Dementia results in declining abilities, but you may also notice changes in your loved one's personality. Things they may have enthusiastically enjoyed in the past may now cause them distress and anxiety. It's always essential for you, as the caregiver, to be mindful of those subtle changes in your loved one's responses to maximize the positive impact an event could have on their mood and self-esteem.
Someone with dementia may have a shortened attention span based on their stage of decline, but it is often evident in the middle to later stages. Gauge any activity based on their level of ability to focus on a task. You may want to plan several short activities to keep your loved one engaged. You may need to limit the number of options offered, as decision-making may be complex and confusing.
Stay tuned to your loved one’s actions since they will likely tell you when they have had enough. When the activity is an event such as a family gathering or wedding, the time you and your loved one spend at the venue will depend on their attention span and if they are easily overwhelmed.
As much as possible, try to keep to your loved one's daily routine schedule, such as when they have meals, go to bed, etc. While there will always be days when disruption is inevitable, keeping the day fairly predictable will only increase your loved one's sense of security.
Being well-rested increases the probability of someone benefiting from an activity or outing. Ensuring your loved one has adequate rest the night before an event will aid in that process.
Promote the practice of good sleep hygiene on a routine basis by reducing or eliminating caffeine and “screen time” before bed. Exercise and sunlight during the day and keeping the bedroom dark at night will also help.
While a nap in the afternoon may help your loved one recharge, too many naps can further disturb the sleep-wake cycle, which is already a factor in dementia. You may note that your loved one is awake more often at night when they oversleep during the day.
Many older adults have an inadequate fluid intake, and even more so in someone with dementia, who may “forget” to drink. In addition, adequate hydration is necessary to maintain good kidney health, brain function, cardiac volume, and cognitive status.

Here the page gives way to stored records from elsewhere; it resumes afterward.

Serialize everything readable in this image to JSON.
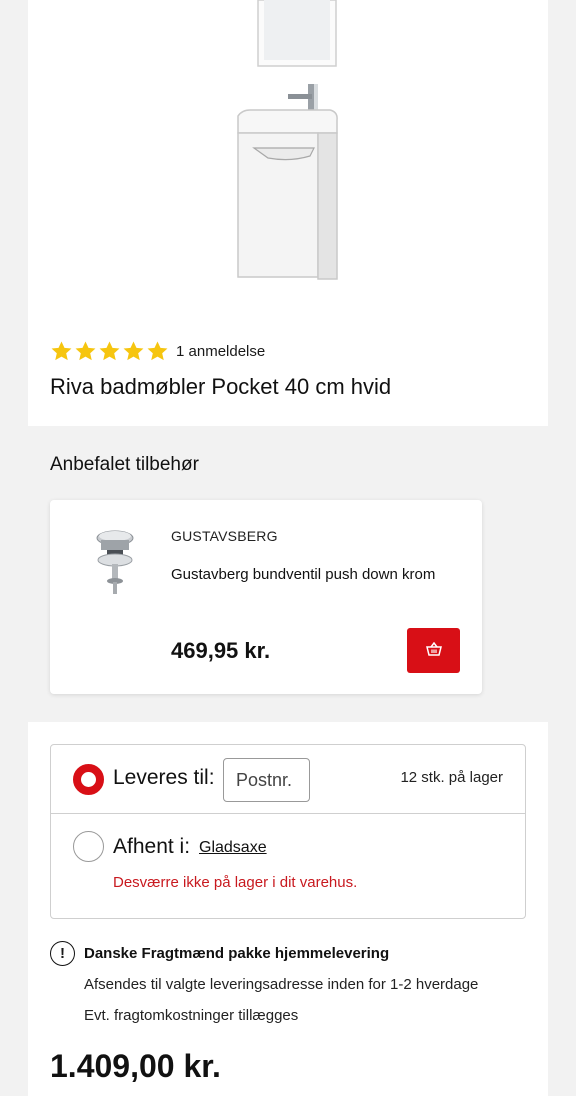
{
  "product": {
    "rating_value": 5,
    "rating_max": 5,
    "review_count": "1 anmeldelse",
    "title": "Riva badmøbler Pocket 40 cm hvid",
    "price": "1.409,00 kr."
  },
  "accessories": {
    "heading": "Anbefalet tilbehør",
    "items": [
      {
        "brand": "GUSTAVSBERG",
        "name": "Gustavberg bundventil push down krom",
        "price": "469,95 kr.",
        "cart_icon": "basket-icon"
      }
    ]
  },
  "delivery": {
    "deliver_label": "Leveres til:",
    "postnr_placeholder": "Postnr.",
    "stock": "12 stk. på lager",
    "pickup_label": "Afhent i:",
    "store": "Gladsaxe",
    "pickup_warning": "Desværre ikke på lager i dit varehus."
  },
  "shipping": {
    "icon": "info-icon",
    "title": "Danske Fragtmænd pakke hjemmelevering",
    "line1": "Afsendes til valgte leveringsadresse inden for 1-2 hverdage",
    "line2": "Evt. fragtomkostninger tillægges"
  },
  "colors": {
    "accent": "#d80f16",
    "star": "#f6c50f",
    "warning": "#c8191f",
    "panel": "#f2f2f2"
  }
}
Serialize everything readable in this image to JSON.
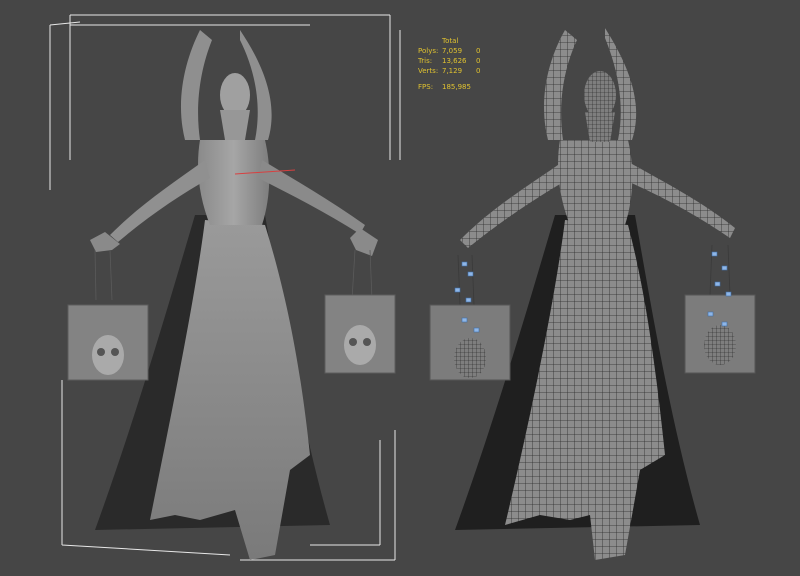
{
  "viewport": {
    "background": "#464646"
  },
  "stats": {
    "header": "Total",
    "rows": [
      {
        "label": "Polys:",
        "total": "7,059",
        "selected": "0"
      },
      {
        "label": "Tris:",
        "total": "13,626",
        "selected": "0"
      },
      {
        "label": "Verts:",
        "total": "7,129",
        "selected": "0"
      }
    ],
    "fps_label": "FPS:",
    "fps_value": "185,985",
    "color": "#e0c230"
  }
}
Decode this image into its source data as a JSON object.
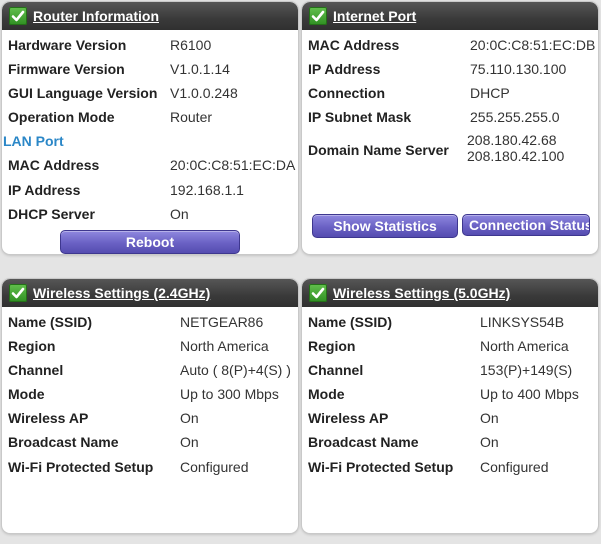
{
  "router": {
    "title": "Router Information",
    "rows": [
      {
        "label": "Hardware Version",
        "value": "R6100"
      },
      {
        "label": "Firmware Version",
        "value": "V1.0.1.14"
      },
      {
        "label": "GUI Language Version",
        "value": "V1.0.0.248"
      },
      {
        "label": "Operation Mode",
        "value": "Router"
      }
    ],
    "lan_title": "LAN Port",
    "lan_rows": [
      {
        "label": "MAC Address",
        "value": "20:0C:C8:51:EC:DA"
      },
      {
        "label": "IP Address",
        "value": "192.168.1.1"
      },
      {
        "label": "DHCP Server",
        "value": "On"
      }
    ],
    "reboot_label": "Reboot"
  },
  "internet": {
    "title": "Internet Port",
    "rows": [
      {
        "label": "MAC Address",
        "value": "20:0C:C8:51:EC:DB"
      },
      {
        "label": "IP Address",
        "value": "75.110.130.100"
      },
      {
        "label": "Connection",
        "value": "DHCP"
      },
      {
        "label": "IP Subnet Mask",
        "value": "255.255.255.0"
      }
    ],
    "dns_label": "Domain Name Server",
    "dns_values": [
      "208.180.42.68",
      "208.180.42.100"
    ],
    "show_stats_label": "Show Statistics",
    "conn_status_label": "Connection Status"
  },
  "wireless24": {
    "title": "Wireless Settings (2.4GHz)",
    "rows": [
      {
        "label": "Name (SSID)",
        "value": "NETGEAR86"
      },
      {
        "label": "Region",
        "value": "North America"
      },
      {
        "label": "Channel",
        "value": "Auto ( 8(P)+4(S) )"
      },
      {
        "label": "Mode",
        "value": "Up to 300 Mbps"
      },
      {
        "label": "Wireless AP",
        "value": "On"
      },
      {
        "label": "Broadcast Name",
        "value": "On"
      },
      {
        "label": "Wi-Fi Protected Setup",
        "value": "Configured"
      }
    ]
  },
  "wireless50": {
    "title": "Wireless Settings (5.0GHz)",
    "rows": [
      {
        "label": "Name (SSID)",
        "value": "LINKSYS54B"
      },
      {
        "label": "Region",
        "value": "North America"
      },
      {
        "label": "Channel",
        "value": "153(P)+149(S)"
      },
      {
        "label": "Mode",
        "value": "Up to 400 Mbps"
      },
      {
        "label": "Wireless AP",
        "value": "On"
      },
      {
        "label": "Broadcast Name",
        "value": "On"
      },
      {
        "label": "Wi-Fi Protected Setup",
        "value": "Configured"
      }
    ]
  },
  "colors": {
    "header": "#3a3a3a",
    "check": "#3fa22e",
    "section_blue": "#2b87c7",
    "button": "#6a61c4"
  },
  "icons": {
    "status": "checkmark-icon"
  }
}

Dehydration is a risk factor for urinary tract infections (UTIs) that can result in delirium in older adults. Offer and provide drinks and fluid-rich foods such as watermelon and Jello regularly during the day. If your loved one is reluctant to drink water, add flavor enhancers to the water to make it more palatable. Avoid alcohol and caffeine as a source of hydration.
Like hydration, older adults with cognitive decline may not eat an appropriate diet. While appetite often decreases as we age, people with dementia also may “forget” to eat. Ensure your loved one eats a regular, balanced diet. Consider adding nutritional drinks such as Boost or Ensure to supplement their daily intake if needed. Have healthy snack foods such as granola, fruit, and cheese placed in sight around the home as a visual trigger to eat.
Ensure your loved one's living space promotes a healthy and peaceful environment. For example, keeping noise to a minimum or playing soft music can reduce stress while resting or enjoying low-key activities. In addition, encourage fresh air, sunlight, and exercise by going outside with your loved one daily, weather permitting.
While each person with dementia is unique regarding their stage of cognitive decline, they can still enjoy daily activities and special events if you, as their caregiver, consider thoughtful planning. People in the earlier stages will still be able to participate with minimal difficulty, while those in the middle to later stages will require a more tailored plan.
Optimizing an everyday healthy lifestyle practice that includes improvements to diet, fluids, and adequate rest can also increase the possibility that the planned activity will benefit your loved one's physical and mental well-being.